With Florida snowbirds back in full force and seasonal flu activity at an elevated level for the past 15 weeks, we want to provide a quick rundown:
The Centers for Disease Control reports that the main symptoms include mild to severe respiratory illness with fever, cough, and difficulty breathing. These symptoms – which may also include runny nose, cough, and sore throat -- may appear anywhere from 2-14 days after exposure.
(JULY UPDATE: The CDC has updated its list of symptoms as more is learned about the virus. The virus can cause symptoms such as fever, cough, shortness of breath and sore throat. More symptoms may also be present such as chills, repeated shaking with chills, muscle pain, headache, sore throat, a new loss of taste or smell, nausea, congestion/stuffy nose and diarrhea.)

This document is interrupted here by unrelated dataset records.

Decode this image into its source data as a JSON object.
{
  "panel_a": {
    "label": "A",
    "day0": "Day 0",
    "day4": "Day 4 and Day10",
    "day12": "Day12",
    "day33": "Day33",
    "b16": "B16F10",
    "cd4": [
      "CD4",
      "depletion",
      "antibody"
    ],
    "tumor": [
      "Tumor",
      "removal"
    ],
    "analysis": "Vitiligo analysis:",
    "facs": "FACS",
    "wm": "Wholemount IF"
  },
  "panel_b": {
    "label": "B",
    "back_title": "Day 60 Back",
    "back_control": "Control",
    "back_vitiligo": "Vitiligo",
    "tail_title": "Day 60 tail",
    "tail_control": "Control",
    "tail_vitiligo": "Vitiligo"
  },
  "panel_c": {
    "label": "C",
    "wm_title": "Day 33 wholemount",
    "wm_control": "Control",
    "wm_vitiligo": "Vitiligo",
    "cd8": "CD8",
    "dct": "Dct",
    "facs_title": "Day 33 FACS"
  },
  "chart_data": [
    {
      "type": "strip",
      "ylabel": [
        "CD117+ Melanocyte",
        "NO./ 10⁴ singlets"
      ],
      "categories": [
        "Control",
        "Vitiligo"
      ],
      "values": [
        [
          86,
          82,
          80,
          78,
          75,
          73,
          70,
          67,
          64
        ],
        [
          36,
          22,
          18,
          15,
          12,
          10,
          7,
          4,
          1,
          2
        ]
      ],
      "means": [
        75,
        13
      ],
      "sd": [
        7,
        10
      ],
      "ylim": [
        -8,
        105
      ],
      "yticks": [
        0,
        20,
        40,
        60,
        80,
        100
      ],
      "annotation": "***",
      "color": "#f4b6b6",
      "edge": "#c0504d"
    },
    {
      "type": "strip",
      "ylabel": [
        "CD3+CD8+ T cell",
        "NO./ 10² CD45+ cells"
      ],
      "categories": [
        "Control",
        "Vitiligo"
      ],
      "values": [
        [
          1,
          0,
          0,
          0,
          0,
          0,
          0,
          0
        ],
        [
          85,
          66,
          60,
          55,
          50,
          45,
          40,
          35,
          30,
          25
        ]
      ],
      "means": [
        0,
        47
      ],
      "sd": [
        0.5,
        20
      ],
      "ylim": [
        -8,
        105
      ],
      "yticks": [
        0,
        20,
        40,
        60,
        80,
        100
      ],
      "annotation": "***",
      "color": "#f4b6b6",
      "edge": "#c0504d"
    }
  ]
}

The flu usually involves a fever as well as other symptoms including chills, cough, sore throat, runny nose, muscle aches, headaches, and fatigue, the CDC reports.
Unfortunately, the symptoms for respiratory viruses are frequently the same, although not everyone with the flu will get a fever.
Health officials stress that you should call your healthcare provider with any concerns and remember that your risk of coronavirus exposure drops considerably unless you have traveled to an area with a confirmed outbreak or interacted with someone who has been officially diagnosed.
Basically, if you have symptoms like those describe above, chances are you have a cold or the flu. But the CDC states that your healthcare professional will work with your state’s public health department to determine if you need COVID-19 testing.
The main differences between flu and COVID-19 appear to be in other details such as causes, transmission, medications, and numbers.
For instance, we know that flu is spread by an infected person for several days before symptoms appear, but scientists don’t know for sure how quickly COVID-19 can spread. Likely the easiest time for it to spread is when people have the most symptoms. COVID-19 is primarily spread through tiny respiratory droplets passed from person-to-person.
It’s possible that the virus could be spread by touching your eyes, nose, or mouth after touching a contaminated surface as well.
We know COVID-19 is caused by one virus, whereas flu can have different strains. And there is a dedicated vaccine for flu while one for COVID-19 is in the works.
On sheer numbers alone, it’s important to remember that COVID-19 has caused approximately 3,085 deaths around the world and just six in the United States.
Influenza has already led to at least 291,000 deaths worldwide (the number could be as high as 646,000) and 12,000 to 61,000 deaths in the U.S. this year.
(NOTE: These numbers are current as of March 4. Please check the CDC website for updates.)
Experts stress that you should remain calm. The World Health Organization (WHO) states that 80 percent of people with COVID-19 have a mild form of the illness with cold- or flu-like symptoms.
People over 60 who have compromised immune systems face a higher risk. The WHO states that potential fatality rates are still far lower (2 to 4 out of 100) than something like SARS, where nearly 10 in 100 died.
Dr. Stephanie Stovall, an expert with our Infectious Disease department, contributed to this report.